Personal information
- Born: Bruce William Field 22 January 1947 (age 79) Melbourne, Australia
- Height: 1.77 m (5 ft 9+1⁄2 in)
- Weight: 72 kg (159 lb)

Sport
- Country: Australia
- Sport: Athletics
- Event: Sprint / Hurdles / Long jump
- Club: St. Stephens Harriers

Medal record
Men's Athletics
British Commonwealth Games
| Silver medal – second place | 1974 Christchurch | 400 m hurdles |

= Bruce Field (athlete) =

Australian former athlete

Bruce William Field (born 22 January 1947) is an Australian former athlete who competed at the 1972 Summer Olympics and won a silver medal at the 1974 British Commonwealth Games. He specialised in sprint races, hurdles and the long jump.

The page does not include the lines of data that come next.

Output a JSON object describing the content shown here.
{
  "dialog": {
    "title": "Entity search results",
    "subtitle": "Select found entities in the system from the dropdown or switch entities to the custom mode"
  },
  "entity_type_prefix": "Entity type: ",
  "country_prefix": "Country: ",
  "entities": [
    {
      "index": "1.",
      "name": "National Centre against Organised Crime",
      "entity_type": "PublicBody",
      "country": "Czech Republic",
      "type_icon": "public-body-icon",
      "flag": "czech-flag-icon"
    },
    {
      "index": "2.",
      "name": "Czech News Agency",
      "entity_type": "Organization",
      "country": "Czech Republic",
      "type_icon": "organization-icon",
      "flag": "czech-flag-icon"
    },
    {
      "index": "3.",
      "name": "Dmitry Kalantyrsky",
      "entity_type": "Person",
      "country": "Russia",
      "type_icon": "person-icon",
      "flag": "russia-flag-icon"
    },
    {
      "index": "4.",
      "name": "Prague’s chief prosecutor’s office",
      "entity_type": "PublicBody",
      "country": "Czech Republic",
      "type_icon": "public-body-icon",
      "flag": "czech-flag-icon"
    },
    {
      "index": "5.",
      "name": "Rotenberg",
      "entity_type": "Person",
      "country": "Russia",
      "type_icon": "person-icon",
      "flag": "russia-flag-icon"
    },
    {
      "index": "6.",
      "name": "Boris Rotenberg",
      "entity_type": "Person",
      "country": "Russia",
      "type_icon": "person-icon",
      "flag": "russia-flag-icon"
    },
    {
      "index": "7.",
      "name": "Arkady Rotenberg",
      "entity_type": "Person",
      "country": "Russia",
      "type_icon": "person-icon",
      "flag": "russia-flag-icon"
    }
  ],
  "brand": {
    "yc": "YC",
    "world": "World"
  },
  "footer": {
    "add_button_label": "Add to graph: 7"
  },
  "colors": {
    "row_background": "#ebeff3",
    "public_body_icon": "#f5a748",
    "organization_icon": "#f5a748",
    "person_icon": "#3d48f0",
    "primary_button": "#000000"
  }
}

Field was born in Melbourne and trained at St. Stephens Harriers in Mount Waverley.

==Career==
At the 1972 Summer Olympics he took part in both the long jump and 400 metres hurdles. The only Australian in the long jump competition, he finished in 15th position with a leap of 7.76m, finishing 3 cm short of a place in the final. He was in the fourth heat for the 400 metres hurdles, which was won by eventual gold medalist John Akii-Bua. Field placed fourth and was eliminated from the competition.

In 1974 he was the national champion in the 400 metres hurdles and in the same year won a silver medal in the 400 metres hurdles event, behind England's Alan Pascoe, at the British Commonwealth Games in Christchurch. His time of 49.32 set in Christchurch remained a national record for 20 years. He also had top five finishes in the 400 metres and long jump.

==Post-athletics==
While competing in athletics, Field also studied for a PhD at the University of Melbourne.

He is now an Associate Professor in the Monash University Department of Mechanical Engineering.